Massachusetts

‘We Can't Allow a Cancer Like This to Remain': Vt. Bishop Calls for Greater Accountability

Vermont's Catholic bishop is continuing his call for greater transparency in the church and reacting to a delayed vote this week on reforms that would have held bishops more accountable for their handling of sex abuse cases.

"I think that we can purify ourselves of the sin of the abuse of children, but it will take a commitment from each bishop to do so," Bishop Christopher Coyne of the Roman Catholic Diocese of Burlington told necn and NBC10 Boston Friday.

Coyne had just returned to Vermont following a meeting of the U.S. Catholic Conference of Bishops in Baltimore.

"We need to hold ourselves accountable in a way we haven't," Coyne said, adding he feels bishops should be doing more to confront the ongoing clergy sexual abuse crisis, which exploded again this summer following a bombshell report on the depth of the crimes in Pennsylvania.

Coyne acknowledged disappointment Friday that a vote was tabled at the meeting in Baltimore on new measures that would have held bishops more accountable for covering up or ignoring sex abuse.

Other topics that were up for discussion at the conference before the vote was tabled included stricter codes of conduct for bishops.

Surprising those in attendance at the conference, the Vatican ordered a last-minute pause on any reforms — until a global conference in February.

The delay outraged survivors and watchdog groups.

"I am stunned and disappointed," Anne Barrett Doyle, a vocal bishop accountability advocate, said this week.

"The Vatican is tone-deaf that this has been going on in America for 30 years," said John McKeon, who was demonstrating for greater accountability for bishops outside the conference in Baltimore.

Before he was ordained as a bishop, Coyne served as the spokesman for the Boston Archdiocese, during the height of its priest abuse crisis.

Despite the delay in Baltimore, Coyne noted he is not delaying accountability in his own diocese.

Bishop Coyne just named a task force, made up of laymen and women, which will examine old files on clergy sex abuse of Vermont kids, going back decades.

After the group completes its report, the diocese plans to publish a list of all credible and substantiated allegations of sexual abuse by a minor.

Coyne insisted Vermont churches are extremely safe today, and said there are no priests currently in ministry in Vermont who have credible claims against them.

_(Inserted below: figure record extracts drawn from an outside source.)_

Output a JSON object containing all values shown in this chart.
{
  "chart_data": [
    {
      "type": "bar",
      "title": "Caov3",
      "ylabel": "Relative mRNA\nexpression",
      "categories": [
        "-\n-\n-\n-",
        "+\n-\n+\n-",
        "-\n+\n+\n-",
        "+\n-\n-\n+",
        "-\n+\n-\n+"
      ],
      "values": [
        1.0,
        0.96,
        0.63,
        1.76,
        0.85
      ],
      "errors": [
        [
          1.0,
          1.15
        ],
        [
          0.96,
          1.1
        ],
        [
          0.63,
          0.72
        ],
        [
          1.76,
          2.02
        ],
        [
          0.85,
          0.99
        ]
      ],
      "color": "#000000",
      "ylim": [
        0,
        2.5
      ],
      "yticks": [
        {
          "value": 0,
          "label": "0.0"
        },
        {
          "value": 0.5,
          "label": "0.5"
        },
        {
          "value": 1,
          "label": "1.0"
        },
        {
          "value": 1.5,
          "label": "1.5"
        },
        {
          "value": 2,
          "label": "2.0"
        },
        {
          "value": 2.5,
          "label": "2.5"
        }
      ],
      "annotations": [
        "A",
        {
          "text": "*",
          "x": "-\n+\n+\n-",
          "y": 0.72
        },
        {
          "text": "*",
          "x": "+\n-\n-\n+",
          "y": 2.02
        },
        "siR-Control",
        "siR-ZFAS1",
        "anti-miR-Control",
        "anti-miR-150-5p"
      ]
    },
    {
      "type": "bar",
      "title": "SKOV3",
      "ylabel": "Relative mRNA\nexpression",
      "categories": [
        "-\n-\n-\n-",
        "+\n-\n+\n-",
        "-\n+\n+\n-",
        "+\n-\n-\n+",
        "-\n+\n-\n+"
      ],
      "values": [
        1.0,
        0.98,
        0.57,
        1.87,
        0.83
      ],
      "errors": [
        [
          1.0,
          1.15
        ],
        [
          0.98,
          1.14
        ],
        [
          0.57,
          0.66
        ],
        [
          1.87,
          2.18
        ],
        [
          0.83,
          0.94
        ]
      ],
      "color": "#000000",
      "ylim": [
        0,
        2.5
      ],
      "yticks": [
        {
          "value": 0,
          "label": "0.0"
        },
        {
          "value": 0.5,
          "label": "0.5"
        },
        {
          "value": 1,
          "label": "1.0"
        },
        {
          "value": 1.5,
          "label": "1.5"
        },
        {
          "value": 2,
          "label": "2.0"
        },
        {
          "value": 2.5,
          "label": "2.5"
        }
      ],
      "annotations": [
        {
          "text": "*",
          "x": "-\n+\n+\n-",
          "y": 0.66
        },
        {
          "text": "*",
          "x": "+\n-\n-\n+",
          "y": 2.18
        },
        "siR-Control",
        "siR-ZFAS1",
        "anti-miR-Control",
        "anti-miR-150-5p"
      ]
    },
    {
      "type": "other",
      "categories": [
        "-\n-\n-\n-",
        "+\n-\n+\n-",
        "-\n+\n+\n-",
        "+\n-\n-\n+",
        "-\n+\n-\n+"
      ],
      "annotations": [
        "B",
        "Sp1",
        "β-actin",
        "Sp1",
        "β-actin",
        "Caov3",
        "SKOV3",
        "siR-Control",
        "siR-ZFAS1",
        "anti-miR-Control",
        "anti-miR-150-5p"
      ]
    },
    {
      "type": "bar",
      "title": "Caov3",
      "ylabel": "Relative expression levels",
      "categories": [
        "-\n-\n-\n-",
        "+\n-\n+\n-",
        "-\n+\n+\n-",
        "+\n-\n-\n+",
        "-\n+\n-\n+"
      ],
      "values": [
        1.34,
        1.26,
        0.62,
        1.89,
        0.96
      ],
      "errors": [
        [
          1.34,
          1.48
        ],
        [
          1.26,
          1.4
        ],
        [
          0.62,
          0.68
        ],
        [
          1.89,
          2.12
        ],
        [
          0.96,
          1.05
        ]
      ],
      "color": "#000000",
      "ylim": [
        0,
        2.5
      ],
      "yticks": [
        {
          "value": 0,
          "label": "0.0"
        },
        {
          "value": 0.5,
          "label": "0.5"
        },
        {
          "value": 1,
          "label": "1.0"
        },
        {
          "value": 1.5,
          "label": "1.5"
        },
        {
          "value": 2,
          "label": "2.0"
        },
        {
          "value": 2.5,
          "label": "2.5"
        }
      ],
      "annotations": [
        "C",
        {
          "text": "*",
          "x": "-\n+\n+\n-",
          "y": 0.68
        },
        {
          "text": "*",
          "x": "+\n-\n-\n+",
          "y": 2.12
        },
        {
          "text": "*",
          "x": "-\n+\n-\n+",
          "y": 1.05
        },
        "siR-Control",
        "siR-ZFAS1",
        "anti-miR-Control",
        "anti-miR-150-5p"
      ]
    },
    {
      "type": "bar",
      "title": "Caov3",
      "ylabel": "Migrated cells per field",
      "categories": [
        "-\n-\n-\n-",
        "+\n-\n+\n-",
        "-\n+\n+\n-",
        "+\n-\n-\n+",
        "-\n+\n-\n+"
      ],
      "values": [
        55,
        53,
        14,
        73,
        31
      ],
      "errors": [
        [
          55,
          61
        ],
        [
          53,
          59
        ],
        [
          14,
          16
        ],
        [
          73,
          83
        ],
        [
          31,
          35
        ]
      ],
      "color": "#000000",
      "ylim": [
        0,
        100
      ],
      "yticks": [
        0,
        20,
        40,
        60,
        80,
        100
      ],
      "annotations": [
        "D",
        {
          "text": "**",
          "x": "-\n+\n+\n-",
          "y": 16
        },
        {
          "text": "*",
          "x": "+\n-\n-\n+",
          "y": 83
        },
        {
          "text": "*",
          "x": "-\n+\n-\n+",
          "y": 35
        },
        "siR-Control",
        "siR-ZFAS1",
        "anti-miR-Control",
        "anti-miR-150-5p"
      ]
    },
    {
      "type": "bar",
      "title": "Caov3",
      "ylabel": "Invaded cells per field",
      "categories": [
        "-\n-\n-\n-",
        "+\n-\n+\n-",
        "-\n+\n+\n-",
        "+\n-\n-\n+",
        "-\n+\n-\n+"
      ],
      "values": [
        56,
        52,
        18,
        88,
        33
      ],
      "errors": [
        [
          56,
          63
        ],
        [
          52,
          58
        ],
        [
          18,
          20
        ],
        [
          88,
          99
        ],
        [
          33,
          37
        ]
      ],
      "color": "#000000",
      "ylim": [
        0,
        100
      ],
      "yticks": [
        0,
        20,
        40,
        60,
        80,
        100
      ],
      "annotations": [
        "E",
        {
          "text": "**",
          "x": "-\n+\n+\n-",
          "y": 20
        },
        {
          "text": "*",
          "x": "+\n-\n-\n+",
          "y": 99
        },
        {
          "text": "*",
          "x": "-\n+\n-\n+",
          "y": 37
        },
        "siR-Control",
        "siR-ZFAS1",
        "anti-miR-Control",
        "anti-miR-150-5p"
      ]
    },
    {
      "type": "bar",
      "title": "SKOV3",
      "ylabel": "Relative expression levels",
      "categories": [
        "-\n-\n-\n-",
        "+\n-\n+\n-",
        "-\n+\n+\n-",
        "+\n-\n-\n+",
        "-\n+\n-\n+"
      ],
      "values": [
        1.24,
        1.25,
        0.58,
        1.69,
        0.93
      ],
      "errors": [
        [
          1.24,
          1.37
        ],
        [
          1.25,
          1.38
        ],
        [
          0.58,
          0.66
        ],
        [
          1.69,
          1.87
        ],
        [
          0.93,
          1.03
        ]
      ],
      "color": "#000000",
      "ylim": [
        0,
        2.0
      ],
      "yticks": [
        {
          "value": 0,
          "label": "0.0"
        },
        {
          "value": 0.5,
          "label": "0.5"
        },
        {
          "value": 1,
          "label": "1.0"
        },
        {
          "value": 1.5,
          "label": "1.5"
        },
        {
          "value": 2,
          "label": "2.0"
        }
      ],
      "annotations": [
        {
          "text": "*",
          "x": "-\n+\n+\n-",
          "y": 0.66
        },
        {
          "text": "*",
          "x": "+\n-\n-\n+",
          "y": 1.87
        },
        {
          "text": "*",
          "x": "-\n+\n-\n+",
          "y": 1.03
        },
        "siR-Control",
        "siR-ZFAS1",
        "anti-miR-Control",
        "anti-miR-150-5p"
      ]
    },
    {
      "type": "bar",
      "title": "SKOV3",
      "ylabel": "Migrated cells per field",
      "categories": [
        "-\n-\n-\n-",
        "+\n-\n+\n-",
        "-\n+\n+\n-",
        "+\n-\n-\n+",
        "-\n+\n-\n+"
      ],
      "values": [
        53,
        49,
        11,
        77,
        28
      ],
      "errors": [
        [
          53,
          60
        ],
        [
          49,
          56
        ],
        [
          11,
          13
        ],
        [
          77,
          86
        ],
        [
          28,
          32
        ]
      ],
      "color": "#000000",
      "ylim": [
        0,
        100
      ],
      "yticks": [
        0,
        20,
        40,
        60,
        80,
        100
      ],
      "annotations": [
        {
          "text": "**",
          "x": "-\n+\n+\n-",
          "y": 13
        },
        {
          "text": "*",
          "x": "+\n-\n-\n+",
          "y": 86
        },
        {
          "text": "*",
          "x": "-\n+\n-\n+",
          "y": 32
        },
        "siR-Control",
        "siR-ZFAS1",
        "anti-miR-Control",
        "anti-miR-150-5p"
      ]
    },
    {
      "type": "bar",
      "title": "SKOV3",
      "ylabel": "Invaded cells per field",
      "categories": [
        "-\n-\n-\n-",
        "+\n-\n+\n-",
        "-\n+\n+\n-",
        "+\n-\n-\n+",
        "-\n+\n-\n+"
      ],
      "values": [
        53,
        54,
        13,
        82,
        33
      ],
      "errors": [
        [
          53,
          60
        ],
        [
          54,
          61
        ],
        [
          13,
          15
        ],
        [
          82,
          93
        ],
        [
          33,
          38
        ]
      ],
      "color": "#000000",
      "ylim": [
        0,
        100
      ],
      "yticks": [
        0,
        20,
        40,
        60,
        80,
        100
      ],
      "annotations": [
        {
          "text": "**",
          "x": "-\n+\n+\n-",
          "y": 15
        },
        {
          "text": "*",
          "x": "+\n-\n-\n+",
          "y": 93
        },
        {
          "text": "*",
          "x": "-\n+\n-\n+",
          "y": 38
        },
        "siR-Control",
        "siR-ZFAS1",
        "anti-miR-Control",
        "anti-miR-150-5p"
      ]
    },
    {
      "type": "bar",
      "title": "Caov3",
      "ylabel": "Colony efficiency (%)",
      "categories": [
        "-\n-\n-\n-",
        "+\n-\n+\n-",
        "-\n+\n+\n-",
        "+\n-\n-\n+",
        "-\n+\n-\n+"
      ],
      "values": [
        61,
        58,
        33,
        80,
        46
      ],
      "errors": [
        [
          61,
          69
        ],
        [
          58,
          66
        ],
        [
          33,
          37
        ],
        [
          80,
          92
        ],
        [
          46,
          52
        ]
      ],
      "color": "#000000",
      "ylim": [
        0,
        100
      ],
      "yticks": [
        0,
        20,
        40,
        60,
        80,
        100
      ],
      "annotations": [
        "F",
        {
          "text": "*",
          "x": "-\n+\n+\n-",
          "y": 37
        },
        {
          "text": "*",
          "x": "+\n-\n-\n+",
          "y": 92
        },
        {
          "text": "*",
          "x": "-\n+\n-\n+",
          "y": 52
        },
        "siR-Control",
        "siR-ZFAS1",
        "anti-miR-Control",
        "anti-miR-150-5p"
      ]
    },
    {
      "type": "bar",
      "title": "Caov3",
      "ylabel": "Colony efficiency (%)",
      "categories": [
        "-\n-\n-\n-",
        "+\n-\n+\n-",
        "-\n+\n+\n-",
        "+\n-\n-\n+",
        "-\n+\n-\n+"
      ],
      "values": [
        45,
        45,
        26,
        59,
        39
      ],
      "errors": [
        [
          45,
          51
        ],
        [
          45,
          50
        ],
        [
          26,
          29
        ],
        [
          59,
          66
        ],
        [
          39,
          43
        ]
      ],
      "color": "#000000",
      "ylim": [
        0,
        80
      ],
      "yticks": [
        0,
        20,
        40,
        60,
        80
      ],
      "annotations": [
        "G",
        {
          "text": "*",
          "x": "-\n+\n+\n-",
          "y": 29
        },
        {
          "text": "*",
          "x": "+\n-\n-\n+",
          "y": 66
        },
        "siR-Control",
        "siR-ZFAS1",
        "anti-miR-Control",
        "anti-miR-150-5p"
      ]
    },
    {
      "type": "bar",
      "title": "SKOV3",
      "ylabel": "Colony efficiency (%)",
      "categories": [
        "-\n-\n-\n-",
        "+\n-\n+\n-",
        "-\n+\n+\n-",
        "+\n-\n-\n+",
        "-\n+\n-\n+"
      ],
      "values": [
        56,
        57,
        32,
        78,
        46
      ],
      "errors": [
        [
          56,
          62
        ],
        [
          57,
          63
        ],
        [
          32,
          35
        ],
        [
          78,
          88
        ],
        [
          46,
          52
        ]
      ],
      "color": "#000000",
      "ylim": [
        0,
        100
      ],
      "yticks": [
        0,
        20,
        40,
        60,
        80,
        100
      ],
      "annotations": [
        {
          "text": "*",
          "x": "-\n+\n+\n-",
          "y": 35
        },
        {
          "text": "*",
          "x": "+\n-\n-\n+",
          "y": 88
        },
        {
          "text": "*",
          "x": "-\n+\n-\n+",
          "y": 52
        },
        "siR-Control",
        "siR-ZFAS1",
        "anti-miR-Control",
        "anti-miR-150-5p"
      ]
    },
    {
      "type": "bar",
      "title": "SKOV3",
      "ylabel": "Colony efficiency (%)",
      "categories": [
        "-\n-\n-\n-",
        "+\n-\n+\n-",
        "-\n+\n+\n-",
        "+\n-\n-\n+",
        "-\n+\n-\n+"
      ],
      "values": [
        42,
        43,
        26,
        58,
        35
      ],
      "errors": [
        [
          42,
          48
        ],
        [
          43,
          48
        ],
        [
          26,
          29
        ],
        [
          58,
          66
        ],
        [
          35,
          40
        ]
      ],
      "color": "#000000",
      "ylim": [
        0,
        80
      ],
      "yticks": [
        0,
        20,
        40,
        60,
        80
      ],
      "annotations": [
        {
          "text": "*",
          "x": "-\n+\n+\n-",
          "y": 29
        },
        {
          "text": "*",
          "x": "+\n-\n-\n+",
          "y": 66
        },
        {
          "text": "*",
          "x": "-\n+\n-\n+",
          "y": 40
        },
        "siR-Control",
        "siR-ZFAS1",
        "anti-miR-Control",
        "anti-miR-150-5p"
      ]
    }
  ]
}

"If we don't get this right, it's going to continue to just be an open wound on the church for years to come," Coyne told necn and NBC 10 Boston, describing a new stance on clergy sex abuse. "We have to become transparent; we have to get everything out in the open. We can't allow a cancer like this to remain. It's just going to continue to grow and fester."

Coyne said bishops he's met with from Massachusetts, New Hampshire, Rhode Island, Maine and Connecticut agree years' worth of inaction on bishop accountability was a failure.

"We all get it at this point," Coyne said of colleagues from around New England.

Despite his disappointment seeing the reform vote put off, Coyne said he's optimistic more time will mean a better end result for the church and for people still hurting.

Coyne likened the process of church reforms to "turning around an iceberg."